Dia khawatir, sangat khawatir. Bagaimana makanannya? Bagaimana dia tidur? Bagaimana Lisa mengontrol dirinya ketika tidak membawa obatnya? Dan yang paling ia khawatirkan adalah bagaimana Lisa akan menghadapi apa yang terjadi tanpa ada seorang pun di sisinya saat ini.

Kemungkinan dia berada di sini, di rumahnya, bahkan satu persen pun Jennie tidak yakin. Akan tetapi dia tetap bersikeras untuk pergi ke sana, karena apa lagi yang bisa dia lakukan?

"Jen. Apa kau percaya ada saat yang membuat orang yang ingin bunuh diri ingin bertahan hidup?"

"Jangan mencoba menenangkan hatiku. Itu tidak akan berhasil."

"Tidak, tapi aku serius. Orang yang isi kepalanya selalu ingin mati mempunyai peluang 1% untuk ingin bertahan hidup di saat-saat tertentu. Dan aku yakin saat ini adalah saat di mana Lisa paling ingin hidup. Tahukah kenapa? Karena dia sangat mencintaimu sehingga dia tidak akan melakukan itu meskipun sangat menginginkannya."
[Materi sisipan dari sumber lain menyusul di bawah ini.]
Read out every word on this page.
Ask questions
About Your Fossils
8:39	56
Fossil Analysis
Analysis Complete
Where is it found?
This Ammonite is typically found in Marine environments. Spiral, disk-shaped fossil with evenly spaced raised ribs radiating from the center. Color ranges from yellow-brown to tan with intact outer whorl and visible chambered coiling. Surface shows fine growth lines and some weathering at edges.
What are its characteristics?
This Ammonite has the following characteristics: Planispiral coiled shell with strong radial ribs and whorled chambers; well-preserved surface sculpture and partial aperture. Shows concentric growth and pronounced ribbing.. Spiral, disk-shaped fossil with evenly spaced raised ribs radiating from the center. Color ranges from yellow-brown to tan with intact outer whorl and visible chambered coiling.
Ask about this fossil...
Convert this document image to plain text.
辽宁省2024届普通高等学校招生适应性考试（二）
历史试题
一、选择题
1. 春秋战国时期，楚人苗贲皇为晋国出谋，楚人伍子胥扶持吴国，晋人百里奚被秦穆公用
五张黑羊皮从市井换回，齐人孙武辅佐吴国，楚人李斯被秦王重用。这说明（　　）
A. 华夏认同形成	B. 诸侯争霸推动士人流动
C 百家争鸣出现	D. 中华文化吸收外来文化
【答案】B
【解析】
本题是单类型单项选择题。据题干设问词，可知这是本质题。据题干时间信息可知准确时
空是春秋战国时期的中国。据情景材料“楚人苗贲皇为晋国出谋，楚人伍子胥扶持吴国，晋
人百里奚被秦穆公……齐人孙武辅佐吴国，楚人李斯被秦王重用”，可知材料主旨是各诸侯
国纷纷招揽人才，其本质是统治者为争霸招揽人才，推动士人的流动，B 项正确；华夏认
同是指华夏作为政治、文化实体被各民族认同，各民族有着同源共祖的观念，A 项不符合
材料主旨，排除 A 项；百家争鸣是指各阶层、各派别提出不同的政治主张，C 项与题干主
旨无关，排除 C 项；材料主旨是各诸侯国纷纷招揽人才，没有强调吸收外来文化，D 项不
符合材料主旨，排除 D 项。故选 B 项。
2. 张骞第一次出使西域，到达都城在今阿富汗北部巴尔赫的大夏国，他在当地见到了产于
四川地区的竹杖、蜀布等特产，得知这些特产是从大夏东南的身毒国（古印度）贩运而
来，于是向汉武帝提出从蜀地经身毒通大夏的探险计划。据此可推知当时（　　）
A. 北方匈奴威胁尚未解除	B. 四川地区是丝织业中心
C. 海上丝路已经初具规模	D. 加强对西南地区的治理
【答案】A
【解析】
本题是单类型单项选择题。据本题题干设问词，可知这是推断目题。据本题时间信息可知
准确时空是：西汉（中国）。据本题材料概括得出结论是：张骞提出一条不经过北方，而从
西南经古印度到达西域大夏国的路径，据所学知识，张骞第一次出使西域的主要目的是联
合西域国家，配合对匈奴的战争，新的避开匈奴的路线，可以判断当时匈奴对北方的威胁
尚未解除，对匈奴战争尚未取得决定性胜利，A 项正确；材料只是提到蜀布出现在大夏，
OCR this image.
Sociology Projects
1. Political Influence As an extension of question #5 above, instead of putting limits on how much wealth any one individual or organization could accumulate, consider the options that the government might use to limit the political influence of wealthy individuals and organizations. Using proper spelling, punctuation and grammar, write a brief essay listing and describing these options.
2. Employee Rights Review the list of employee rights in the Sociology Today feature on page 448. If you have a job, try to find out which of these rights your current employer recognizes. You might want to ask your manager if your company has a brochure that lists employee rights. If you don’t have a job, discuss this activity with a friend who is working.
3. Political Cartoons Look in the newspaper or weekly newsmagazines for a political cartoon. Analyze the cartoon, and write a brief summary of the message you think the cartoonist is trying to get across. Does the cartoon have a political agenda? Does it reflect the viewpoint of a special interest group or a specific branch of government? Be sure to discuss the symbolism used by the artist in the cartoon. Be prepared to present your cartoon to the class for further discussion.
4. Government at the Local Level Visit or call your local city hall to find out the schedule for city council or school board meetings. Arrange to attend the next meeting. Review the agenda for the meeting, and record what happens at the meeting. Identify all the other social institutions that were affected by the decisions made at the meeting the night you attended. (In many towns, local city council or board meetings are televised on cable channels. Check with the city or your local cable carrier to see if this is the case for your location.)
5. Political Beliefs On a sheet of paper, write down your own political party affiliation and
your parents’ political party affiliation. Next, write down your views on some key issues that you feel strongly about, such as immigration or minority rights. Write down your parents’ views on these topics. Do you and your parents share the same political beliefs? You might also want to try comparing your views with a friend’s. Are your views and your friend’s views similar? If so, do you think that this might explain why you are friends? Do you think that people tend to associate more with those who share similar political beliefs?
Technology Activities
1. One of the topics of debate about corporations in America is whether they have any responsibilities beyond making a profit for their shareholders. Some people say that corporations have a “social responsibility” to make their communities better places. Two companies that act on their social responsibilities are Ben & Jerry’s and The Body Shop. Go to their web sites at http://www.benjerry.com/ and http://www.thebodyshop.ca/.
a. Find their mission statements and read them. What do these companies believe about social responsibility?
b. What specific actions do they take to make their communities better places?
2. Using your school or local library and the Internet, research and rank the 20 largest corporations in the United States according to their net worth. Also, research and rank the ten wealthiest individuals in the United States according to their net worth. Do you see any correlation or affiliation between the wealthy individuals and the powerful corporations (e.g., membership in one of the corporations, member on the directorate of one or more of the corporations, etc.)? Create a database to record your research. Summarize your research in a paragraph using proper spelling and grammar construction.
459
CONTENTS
Mendengar hal itu sontak membuat mata Jennie berkaca-kaca, ia tidak bisa lagi menahan diri sehingga menangis di depan Jisoo. Jika kemungkinan itu benar, dia benar-benar ingin mempercayainya karena sekarang tidak ada lagi yang tersisa dalam dirinya setelah hancur berkeping-keping. Tentu saja ia marah, hancur dan sangat membenci kenyataan bahwa Lisa telah melakukan hal seperti itu, tapi semua itu bisa menunggu. Hal terpenting saat ini baginya hanyalah menemukan Lisa dan melihatnya, untuk memastikan bahwa dia baik-baik saja.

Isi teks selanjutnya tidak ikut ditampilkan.